I decided to design an antidote that could help people enjoy wine or ****tails or beer without a hangover, and at the same time create a lifesaving therapy to treat intoxication and overdose victims in the ER. I chose to create capsules filled with natural enzymes usually found in liver cells to help the body process the alcohol faster.

 

Together with professor Cheng Ji, an expert in liver diseases from Keck School of Medicine at the University of Southern California, and my graduate student Duo Xu, we developed an antidote and tested it in mice.

 

Inspired by the body’s approach for breaking down alcohol, we chose three natural enzymes that convert alcohol into harmless molecules that are then excreted.

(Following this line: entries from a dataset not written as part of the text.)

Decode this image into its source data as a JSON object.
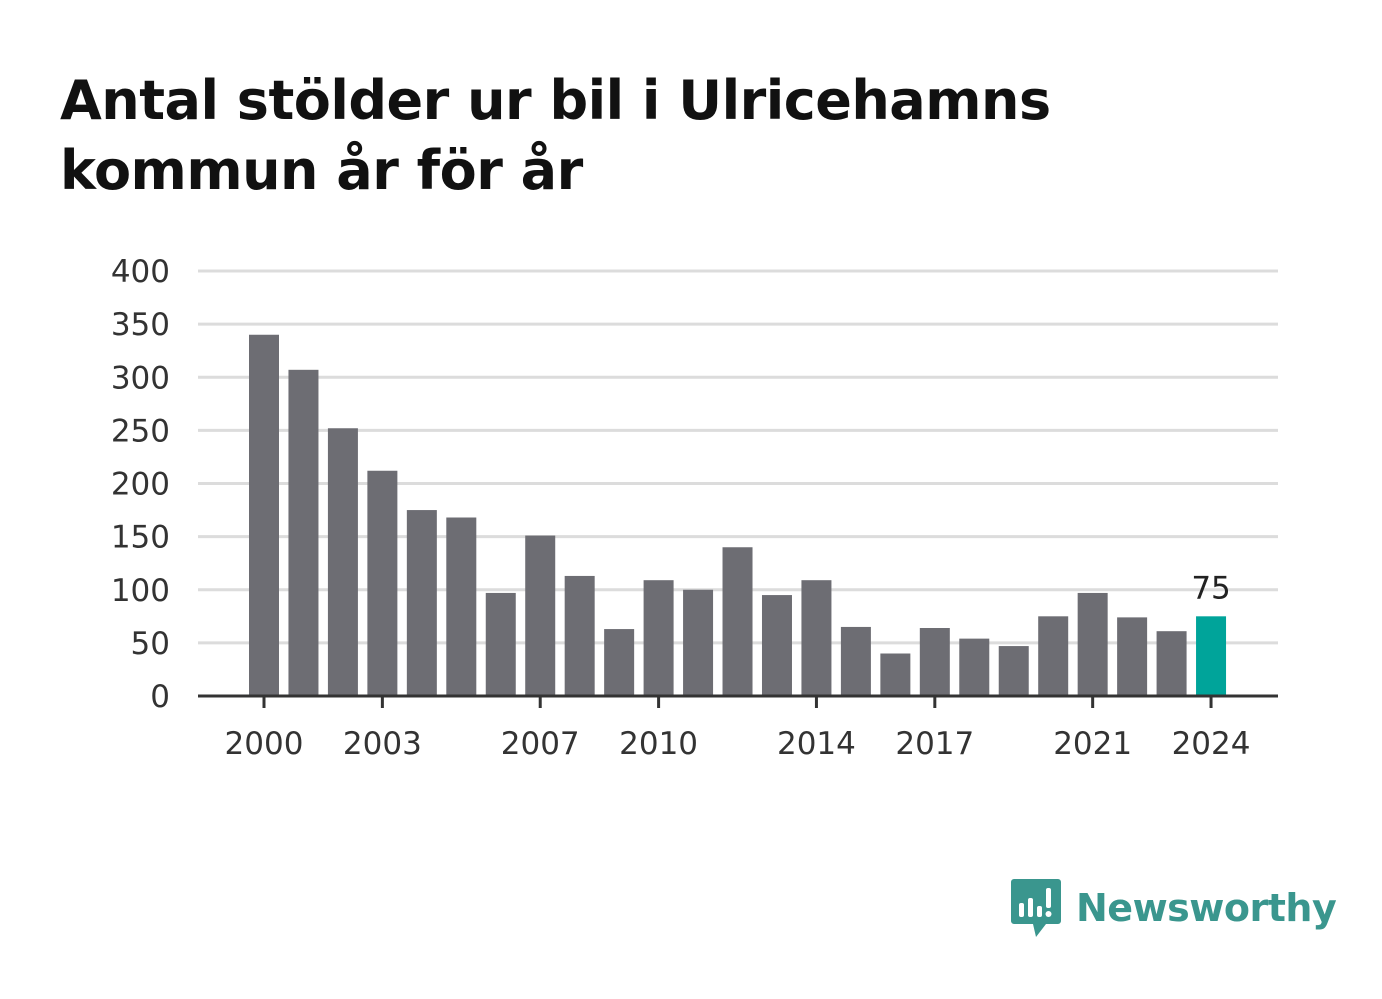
{
  "title": "Antal stölder ur bil i Ulricehamns kommun år för år",
  "brand": {
    "name": "Newsworthy",
    "color": "#3a968e",
    "icon": "newsworthy-logo-icon"
  },
  "colors": {
    "bar": "#6d6d73",
    "highlight": "#00a49a",
    "grid": "#dcdcdc",
    "axis": "#333333"
  },
  "chart_data": {
    "type": "bar",
    "title": "Antal stölder ur bil i Ulricehamns kommun år för år",
    "xlabel": "",
    "ylabel": "",
    "categories": [
      2000,
      2001,
      2002,
      2003,
      2004,
      2005,
      2006,
      2007,
      2008,
      2009,
      2010,
      2011,
      2012,
      2013,
      2014,
      2015,
      2016,
      2017,
      2018,
      2019,
      2020,
      2021,
      2022,
      2023,
      2024
    ],
    "values": [
      340,
      307,
      252,
      212,
      175,
      168,
      97,
      151,
      113,
      63,
      109,
      100,
      140,
      95,
      109,
      65,
      40,
      64,
      54,
      47,
      75,
      97,
      74,
      61,
      75
    ],
    "highlight_index": 24,
    "highlight_label": "75",
    "x_tick_labels": [
      "2000",
      "2003",
      "2007",
      "2010",
      "2014",
      "2017",
      "2021",
      "2024"
    ],
    "y_ticks": [
      0,
      50,
      100,
      150,
      200,
      250,
      300,
      350,
      400
    ],
    "ylim": [
      0,
      400
    ],
    "grid": true
  }
}
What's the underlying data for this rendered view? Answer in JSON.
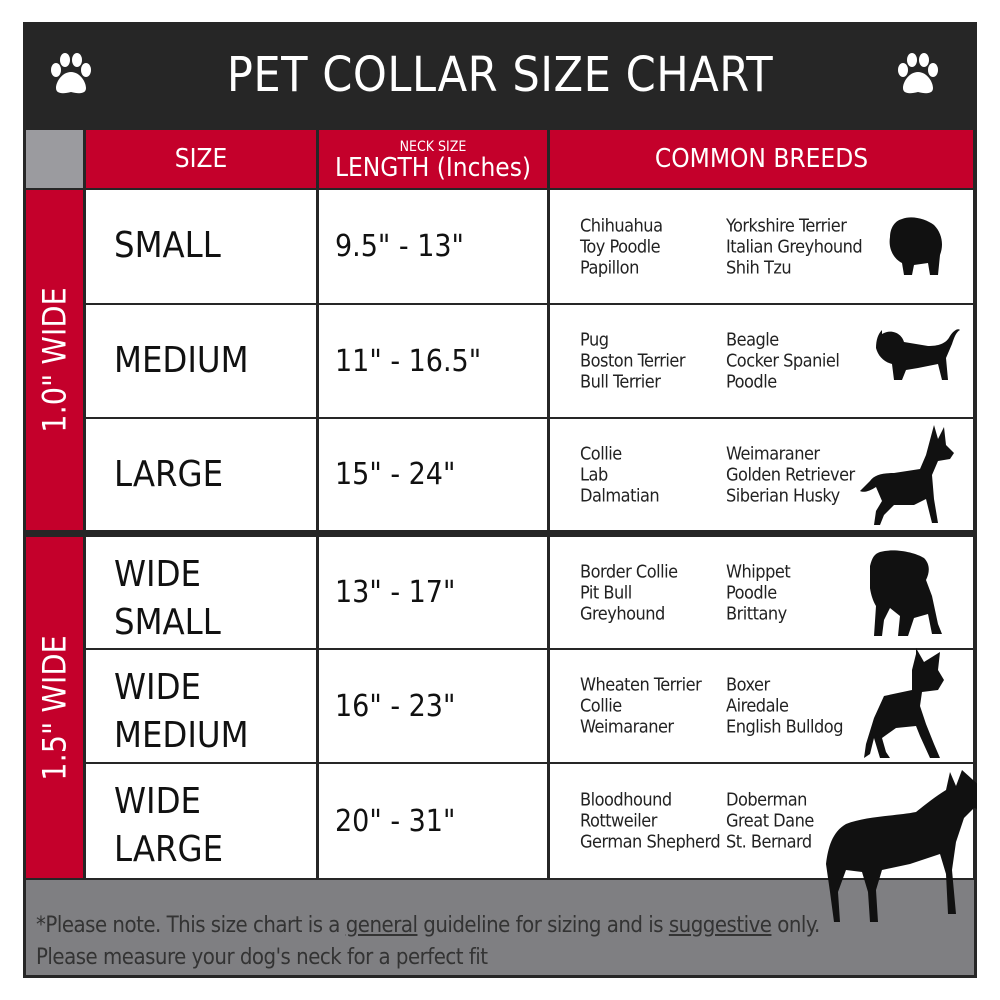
{
  "title": "PET COLLAR SIZE CHART",
  "header": {
    "size": "SIZE",
    "neck_size": "NECK SIZE",
    "length": "LENGTH (Inches)",
    "breeds": "COMMON BREEDS"
  },
  "groups": [
    {
      "label": "1.0\" WIDE"
    },
    {
      "label": "1.5\" WIDE"
    }
  ],
  "rows": [
    {
      "size": "SMALL",
      "length": "9.5\" - 13\"",
      "breeds_a": [
        "Chihuahua",
        "Toy Poodle",
        "Papillon"
      ],
      "breeds_b": [
        "Yorkshire Terrier",
        "Italian Greyhound",
        "Shih Tzu"
      ],
      "icon": "small-dog-silhouette-icon"
    },
    {
      "size": "MEDIUM",
      "length": "11\" - 16.5\"",
      "breeds_a": [
        "Pug",
        "Boston Terrier",
        "Bull Terrier"
      ],
      "breeds_b": [
        "Beagle",
        "Cocker Spaniel",
        "Poodle"
      ],
      "icon": "medium-dog-silhouette-icon"
    },
    {
      "size": "LARGE",
      "length": "15\" - 24\"",
      "breeds_a": [
        "Collie",
        "Lab",
        "Dalmatian"
      ],
      "breeds_b": [
        "Weimaraner",
        "Golden Retriever",
        "Siberian Husky"
      ],
      "icon": "large-dog-silhouette-icon"
    },
    {
      "size": "WIDE SMALL",
      "length": "13\" - 17\"",
      "breeds_a": [
        "Border Collie",
        "Pit Bull",
        "Greyhound"
      ],
      "breeds_b": [
        "Whippet",
        "Poodle",
        "Brittany"
      ],
      "icon": "bulldog-silhouette-icon"
    },
    {
      "size": "WIDE MEDIUM",
      "length": "16\" - 23\"",
      "breeds_a": [
        "Wheaten Terrier",
        "Collie",
        "Weimaraner"
      ],
      "breeds_b": [
        "Boxer",
        "Airedale",
        "English Bulldog"
      ],
      "icon": "pitbull-silhouette-icon"
    },
    {
      "size": "WIDE LARGE",
      "length": "20\" - 31\"",
      "breeds_a": [
        "Bloodhound",
        "Rottweiler",
        "German Shepherd"
      ],
      "breeds_b": [
        "Doberman",
        "Great Dane",
        "St. Bernard"
      ],
      "icon": "doberman-silhouette-icon"
    }
  ],
  "footer": {
    "part1": "*Please note. This size chart is a ",
    "u1": "general",
    "part2": " guideline for sizing and is ",
    "u2": "suggestive",
    "part3": " only.",
    "line2": "Please measure your dog's neck for a perfect fit"
  },
  "colors": {
    "red": "#c4002b",
    "dark": "#262626",
    "grey": "#7f7f82"
  }
}
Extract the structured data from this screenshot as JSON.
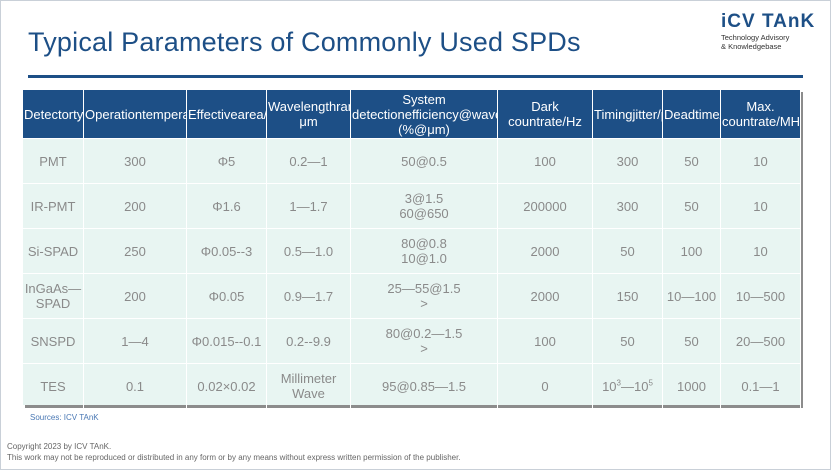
{
  "header": {
    "title": "Typical Parameters of Commonly Used SPDs",
    "logo_mark": "iCV TAnK",
    "logo_tagline_1": "Technology Advisory",
    "logo_tagline_2": "& Knowledgebase"
  },
  "table": {
    "columns": [
      {
        "line1": "Detector",
        "line2": "type"
      },
      {
        "line1": "Operation",
        "line2": "temperature/K"
      },
      {
        "line1": "Effective",
        "line2": "area/mm"
      },
      {
        "line1": "Wavelength",
        "line2": "range/μm"
      },
      {
        "line1": "System detection",
        "line2": "efficiency@",
        "line3": "wavelength/ (%@μm)"
      },
      {
        "line1": "Dark count",
        "line2": "rate/Hz"
      },
      {
        "line1": "Timing",
        "line2": "jitter/ps"
      },
      {
        "line1": "Dead",
        "line2": "time/ns"
      },
      {
        "line1": "Max. count",
        "line2": "rate/MHz"
      }
    ],
    "rows": [
      {
        "type": "PMT",
        "temp": "300",
        "area": "Φ5",
        "wavelength": "0.2—1",
        "eff_1": "50@0.5",
        "eff_2": "",
        "dark": "100",
        "jitter": "300",
        "dead": "50",
        "maxrate": "10"
      },
      {
        "type": "IR-PMT",
        "temp": "200",
        "area": "Φ1.6",
        "wavelength": "1—1.7",
        "eff_1": "3@1.5",
        "eff_2": "60@650",
        "dark": "200000",
        "jitter": "300",
        "dead": "50",
        "maxrate": "10"
      },
      {
        "type": "Si-SPAD",
        "temp": "250",
        "area": "Φ0.05--3",
        "wavelength": "0.5—1.0",
        "eff_1": "80@0.8",
        "eff_2": "10@1.0",
        "dark": "2000",
        "jitter": "50",
        "dead": "100",
        "maxrate": "10"
      },
      {
        "type_1": "InGaAs—",
        "type_2": "SPAD",
        "temp": "200",
        "area": "Φ0.05",
        "wavelength": "0.9—1.7",
        "eff_1": "25—55@1.5",
        "eff_2": ">",
        "dark": "2000",
        "jitter": "150",
        "dead": "10—100",
        "maxrate": "10—500"
      },
      {
        "type": "SNSPD",
        "temp": "1—4",
        "area": "Φ0.015--0.1",
        "wavelength": "0.2--9.9",
        "eff_1": "80@0.2—1.5",
        "eff_2": ">",
        "dark": "100",
        "jitter": "50",
        "dead": "50",
        "maxrate": "20—500"
      },
      {
        "type": "TES",
        "temp": "0.1",
        "area": "0.02×0.02",
        "wavelength_1": "Millimeter",
        "wavelength_2": "Wave",
        "eff_1": "95@0.85—1.5",
        "eff_2": "",
        "dark": "0",
        "jitter_base1": "10",
        "jitter_exp1": "3",
        "jitter_sep": "—",
        "jitter_base2": "10",
        "jitter_exp2": "5",
        "dead": "1000",
        "maxrate": "0.1—1"
      }
    ]
  },
  "footer": {
    "source": "Sources: ICV TAnK",
    "copyright_1": "Copyright 2023 by ICV TAnK.",
    "copyright_2": "This work may not be reproduced or distributed in any form or by any means without express written permission of the publisher."
  }
}
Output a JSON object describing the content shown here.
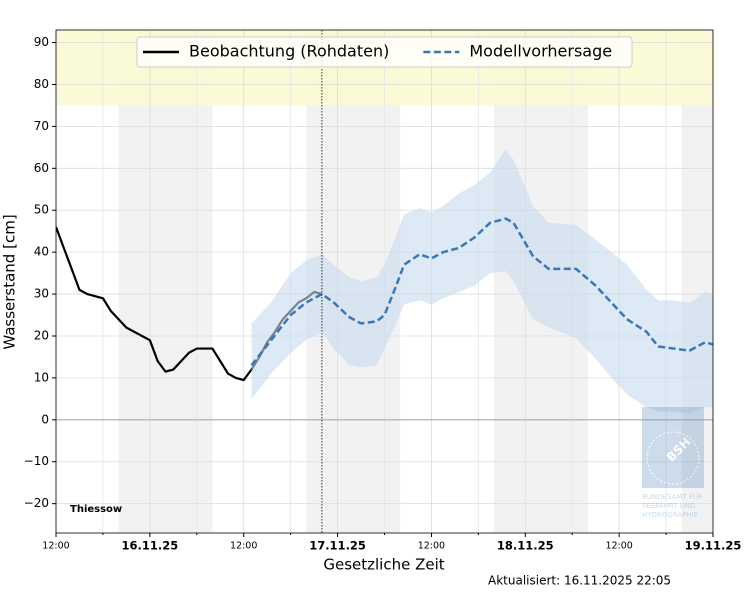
{
  "chart_data": {
    "type": "line",
    "station": "Thiessow",
    "xlabel": "Gesetzliche Zeit",
    "ylabel": "Wasserstand [cm]",
    "updated": "Aktualisiert: 16.11.2025 22:05",
    "watermark": {
      "logo": "BSH",
      "lines": [
        "BUNDESAMT FÜR",
        "SEEFAHRT UND",
        "HYDROGRAPHIE"
      ]
    },
    "legend": "upper center",
    "grid": true,
    "xlim": [
      0,
      84
    ],
    "ylim": [
      -27,
      93
    ],
    "xticks": [
      {
        "value": 0,
        "label": "12:00"
      },
      {
        "value": 12,
        "label": "16.11.25"
      },
      {
        "value": 24,
        "label": "12:00"
      },
      {
        "value": 36,
        "label": "17.11.25"
      },
      {
        "value": 48,
        "label": "12:00"
      },
      {
        "value": 60,
        "label": "18.11.25"
      },
      {
        "value": 72,
        "label": "12:00"
      },
      {
        "value": 84,
        "label": "19.11.25"
      }
    ],
    "xminorticks": [
      6,
      18,
      30,
      42,
      54,
      66,
      78
    ],
    "yticks": [
      {
        "value": -20,
        "label": "−20"
      },
      {
        "value": -10,
        "label": "−10"
      },
      0,
      10,
      20,
      30,
      40,
      50,
      60,
      70,
      80,
      90
    ],
    "night_bands": [
      [
        8,
        20
      ],
      [
        32,
        44
      ],
      [
        56,
        68
      ],
      [
        80,
        92
      ]
    ],
    "night_color": "#f2f2f2",
    "warning_band": [
      75,
      93
    ],
    "warning_color": "#fafad2",
    "now": 34,
    "series": [
      {
        "name": "Beobachtung (Rohdaten)",
        "color": "#000000",
        "dash": false,
        "x": [
          0,
          1,
          2,
          3,
          4,
          5,
          6,
          7,
          8,
          9,
          10,
          11,
          12,
          13,
          14,
          15,
          16,
          17,
          18,
          19,
          20,
          21,
          22,
          23,
          24,
          25,
          26,
          27,
          28,
          29,
          30,
          31,
          32,
          33,
          34
        ],
        "values": [
          46,
          41,
          36,
          31,
          30,
          29.5,
          29,
          26,
          24,
          22,
          21,
          20,
          19,
          14,
          11.5,
          12,
          14,
          16,
          17,
          17,
          17,
          14,
          11,
          10,
          9.5,
          12,
          15,
          18.5,
          21,
          24,
          26,
          28,
          29,
          30.5,
          30
        ]
      },
      {
        "name": "Modellvorhersage",
        "color": "#3a78b5",
        "dash": true,
        "band_color": "#c6dbef",
        "x": [
          25,
          27.5,
          30,
          32,
          34,
          35.5,
          37.5,
          39,
          41,
          42,
          43.5,
          44.5,
          46.5,
          48,
          49.5,
          51.5,
          53.5,
          55.5,
          57.5,
          58.5,
          61,
          63,
          66.5,
          69,
          71,
          73,
          75.5,
          77,
          79,
          81,
          83,
          84
        ],
        "values": [
          13,
          19,
          25,
          28,
          30,
          28,
          24.5,
          23,
          23.5,
          25,
          32,
          37,
          39.5,
          38.5,
          40,
          41,
          43.5,
          47,
          48,
          47,
          39,
          36,
          36,
          32,
          28,
          24,
          21,
          17.5,
          17,
          16.5,
          18.5,
          18
        ],
        "upper": [
          23,
          28,
          35,
          38,
          39.5,
          37,
          34,
          33,
          34,
          37,
          44,
          49,
          50.5,
          49.5,
          51,
          54,
          56,
          59,
          64.5,
          62,
          51,
          47,
          46.5,
          43,
          40,
          37,
          31,
          28.5,
          28.5,
          28,
          30.5,
          30
        ],
        "lower": [
          5,
          11,
          16,
          19,
          21,
          17,
          13,
          12.5,
          13,
          17,
          23,
          27.5,
          28.5,
          27.5,
          29,
          30.5,
          32,
          35,
          35.5,
          33,
          24,
          22,
          19.5,
          14.5,
          10,
          6,
          3,
          2,
          2,
          1.5,
          3,
          3
        ]
      }
    ]
  }
}
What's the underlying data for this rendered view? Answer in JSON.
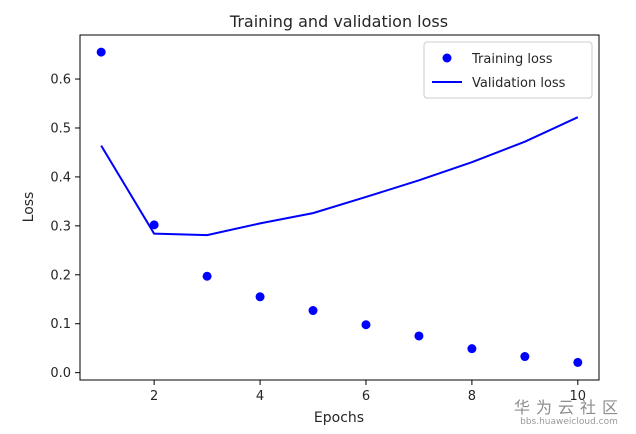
{
  "chart_data": {
    "type": "scatter+line",
    "title": "Training and validation loss",
    "xlabel": "Epochs",
    "ylabel": "Loss",
    "xlim": [
      0.6,
      10.4
    ],
    "ylim": [
      -0.015,
      0.69
    ],
    "xticks": [
      2,
      4,
      6,
      8,
      10
    ],
    "yticks": [
      0.0,
      0.1,
      0.2,
      0.3,
      0.4,
      0.5,
      0.6
    ],
    "xtick_labels": [
      "2",
      "4",
      "6",
      "8",
      "10"
    ],
    "ytick_labels": [
      "0.0",
      "0.1",
      "0.2",
      "0.3",
      "0.4",
      "0.5",
      "0.6"
    ],
    "grid": false,
    "legend_position": "top-right",
    "series": [
      {
        "name": "Training loss",
        "type": "scatter",
        "color": "#0000ff",
        "x": [
          1,
          2,
          3,
          4,
          5,
          6,
          7,
          8,
          9,
          10
        ],
        "y": [
          0.655,
          0.302,
          0.197,
          0.155,
          0.127,
          0.098,
          0.075,
          0.049,
          0.033,
          0.021
        ]
      },
      {
        "name": "Validation loss",
        "type": "line",
        "color": "#0000ff",
        "x": [
          1,
          2,
          3,
          4,
          5,
          6,
          7,
          8,
          9,
          10
        ],
        "y": [
          0.464,
          0.284,
          0.281,
          0.305,
          0.326,
          0.359,
          0.393,
          0.43,
          0.472,
          0.522
        ]
      }
    ]
  },
  "watermark": {
    "cn_text": "华为云社区",
    "url_text": "bbs.huaweicloud.com"
  }
}
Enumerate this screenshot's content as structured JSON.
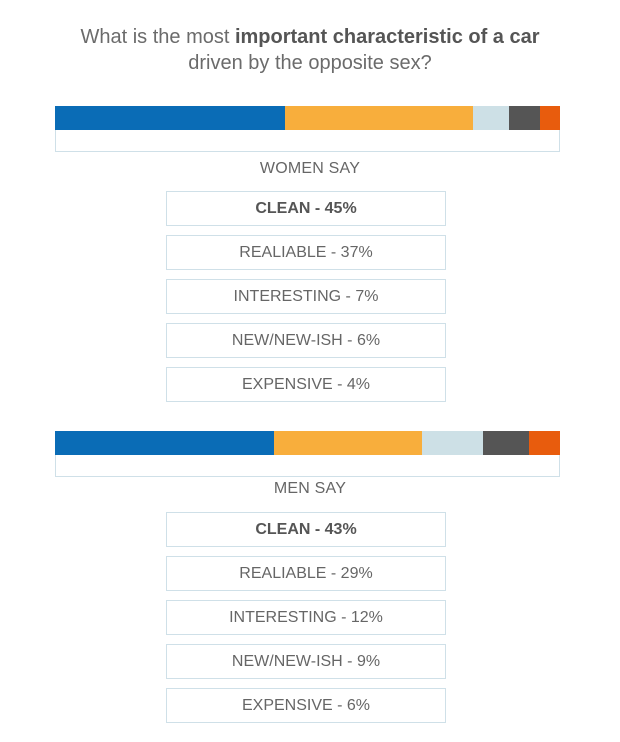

That might sound simple, because these enzymes were not new, but the tricky part was to figure out a safe, effective way to deliver them to the liver.

 

To protect the enzymes, we wrapped each of them in a shell, using a material the U.S. Food and Drug Administration had already approved for pills. We then injected these nanocapsules into the veins of drunk mice where they hurtled through the circulatory system, eventually arriving in the liver where they entered the cells and served as mini–reactors to digest alcohol.

 

We showed that in inebriated mice (which fall asleep much faster than drunk humans), the treatment decreased the blood alcohol level by 45 percent in just four hours compared to mice that didn’t receive any. Meanwhile, the blood concentration of acetaldehyde – a highly toxic compound that is carcinogenic, causes headaches and vomiting, makes people blush after drinking, and is produced during the normal alcohol metabolism – remained extremely low. The animals given the drug woke from their alcohol-induced slumber faster than their untreated counterparts.